Creating a government ministry dedicated to infrastructure is not needed as much as the ‘political will’ to back major projects, the ex-head of the National Infrastructure Commission has said.
Former Labour transport minister Lord Adonis told Construction News that funding is “evaporating” for major new infrastructure.
His comments followed reports last week that some members of cabinet are pushing to merge several departments and replace them with a single ministry for infrastructure.
The ministry would be formed from the departments for Transport, Business and Culture, it was reported.
But Lord Adonis told CN: “Whitehall musical chairs won’t make a jot of difference to the actual planning and delivery of infrastructure.
“What’s needed is funding and political will, and both are evaporating rapidly for major new infrastructure.”
With PFI scrapped by the government, ministers are said to be “exploring all sorts of […] new ideas” to find funding for infrastructure projects.
Junior health minister Stephen Hammond, who is not a cabinet member, called for the creation of an infrastructure ministry in 2015.
Mr Hammond claims the establishment of a new ministry would be likely to ensure infrastructure was better planned and delivered.
“I believe there still exists a silo mentality, which needs to be overcome if we are to deliver projects and also many of these projects need a political champion at cabinet level”, he said.

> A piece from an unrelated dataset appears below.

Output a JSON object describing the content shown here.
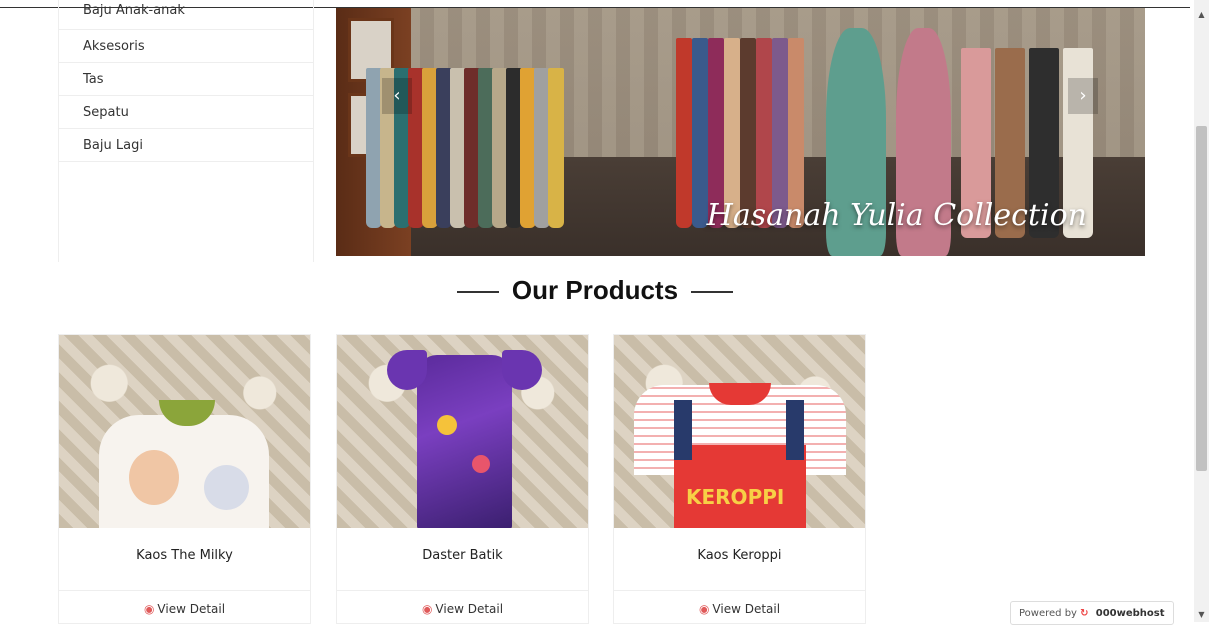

In a report by the Association of Consultancy and Engineering, Mr Hammond wrote that such a department could help deliver large-scale strategic infrastructure more effectively.
He wrote that a new ministry, “could provide the rigorous analysis that restores confidence to government pronouncements on infrastructure needs”.
Mr Hammond said in the report that the proposed department would devise a strategy and implement policies, “that would demonstrably follow from a strong position that would also engender greater cross-party consensus”.
But Civil Engineering Contractors Association chief executive Alasdair Reisner also said the move might lead to a loss of focus from the government, and such an idea had echoes of unsuccessful departmental mergers from the early 2000s.
“The prospect of infrastructure moving away from HM Treasury and Cabinet Office into a single mega-department would also risk a reduction in focus as it moves away from the centre of government,” Mr Reisner said.
“At a time when effective infrastructure policy will be vital to the country’s post-Brexit future, this is an unattractive prospect.”
The Sun reported that the proposed super ministry concept is opposed by the prime minister and so would not come about until her successor is in post.
A Treasury spokesman said: “There are no plans to merge these departments.”
The spokesman added, “investment will reach the highest sustained levels in over 40 years, with a massive £600bn being put into our roads, hospitals and schools over the next decade.
“This includes the largest strategic roads package ever and £37bn of government funding for housing, research and infrastructure through the National Productivity Investment Fund.”